Images of the property situated at Sydney Olympic Park were shared on Facebook Marketplace and they show the bedroom separated by a lightweight divider in a modest attempt to create privacy for the two prospective tenants. A desk and built-in wardrobe are also available for the "flatmates" to share.
The price appears to be above market rates with full two-bedroom apartments in the area renting for between $700-$800 a week.
The listing is the latest in a long line of sub-par rentals being offered across the country as renters cop poor living conditions and rent increases as the market tightens. Many are choosing to live in less than ideal accommodation purely to secure a roof over their head.
Rental is a ploy to get more money, says tenant advocate
Despite the bedroom set-up not being "illegal" it likely goes against building codes, tenant advocate and qualified lawyer Jordan van den Berg said.
He believes a listing like this is rarely found on more offical rental advertising sites as they need to abide by stricter regulations to meet their "terms of service", something that Facebook Marketplace does not.
"You can't have a bedroom that doesn't have a window or a bedroom that's kind of haphazardly split to make it two people in one bedroom," Mr van den Berg told Yahoo News Australia. "Considering that that listing wouldn't be allowed on a place like flatmates.com, it shouldn't be allowed on other listing sites like Facebook Marketplace either."

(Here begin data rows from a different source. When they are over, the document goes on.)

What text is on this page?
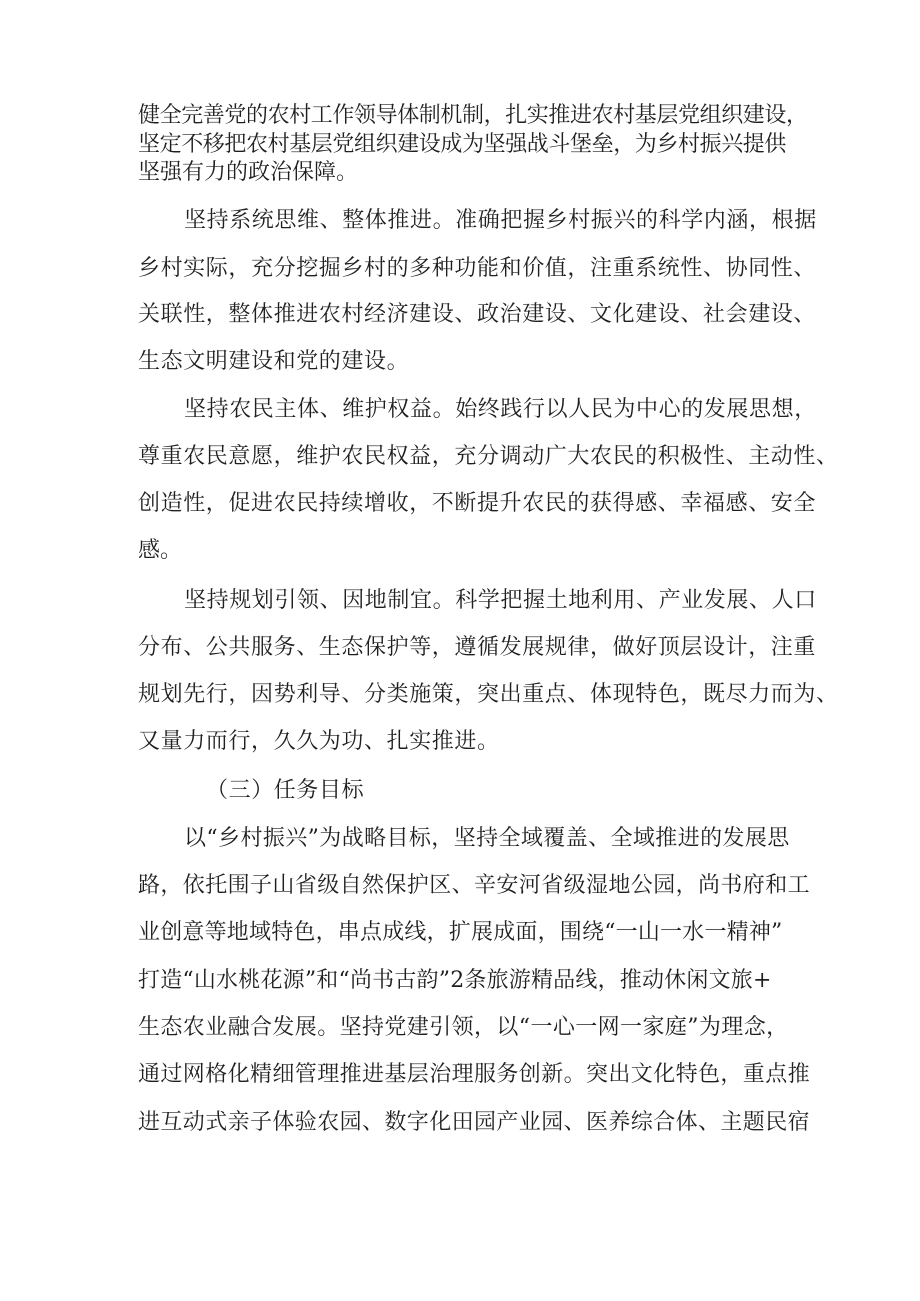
健全完善党的农村工作领导体制机制，扎实推进农村基层党组织建设，
坚定不移把农村基层党组织建设成为坚强战斗堡垒，为乡村振兴提供
坚强有力的政治保障。
坚持系统思维、整体推进。准确把握乡村振兴的科学内涵，根据
乡村实际，充分挖掘乡村的多种功能和价值，注重系统性、协同性、
关联性，整体推进农村经济建设、政治建设、文化建设、社会建设、
生态文明建设和党的建设。
坚持农民主体、维护权益。始终践行以人民为中心的发展思想，
尊重农民意愿，维护农民权益，充分调动广大农民的积极性、主动性、
创造性，促进农民持续增收，不断提升农民的获得感、幸福感、安全
感。
坚持规划引领、因地制宜。科学把握土地利用、产业发展、人口
分布、公共服务、生态保护等，遵循发展规律，做好顶层设计，注重
规划先行，因势利导、分类施策，突出重点、体现特色，既尽力而为、
又量力而行，久久为功、扎实推进。
（三）任务目标
以“乡村振兴”为战略目标，坚持全域覆盖、全域推进的发展思
路，依托围子山省级自然保护区、辛安河省级湿地公园，尚书府和工
业创意等地域特色，串点成线，扩展成面，围绕“一山一水一精神”
打造“山水桃花源”和“尚书古韵”2条旅游精品线，推动休闲文旅+
生态农业融合发展。坚持党建引领，以“一心一网一家庭”为理念，
通过网格化精细管理推进基层治理服务创新。突出文化特色，重点推
进互动式亲子体验农园、数字化田园产业园、医养综合体、主题民宿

Mr van den Berg believes the decision to offer the one space to "two strangers or people who aren't related in a romantic way" is simply a ploy to get more money out of the space.
"They want $500 for a bedroom and they know they can't get that from one person — it's greed."
Australia continues to grapple with a widespread rental crisis as the imbalance of supply versus demand is forcing renters to make tough decisions. Recent data released from SQM research suggests the rental vacancy rate has now dropped to only 1.1 per cent nationwide.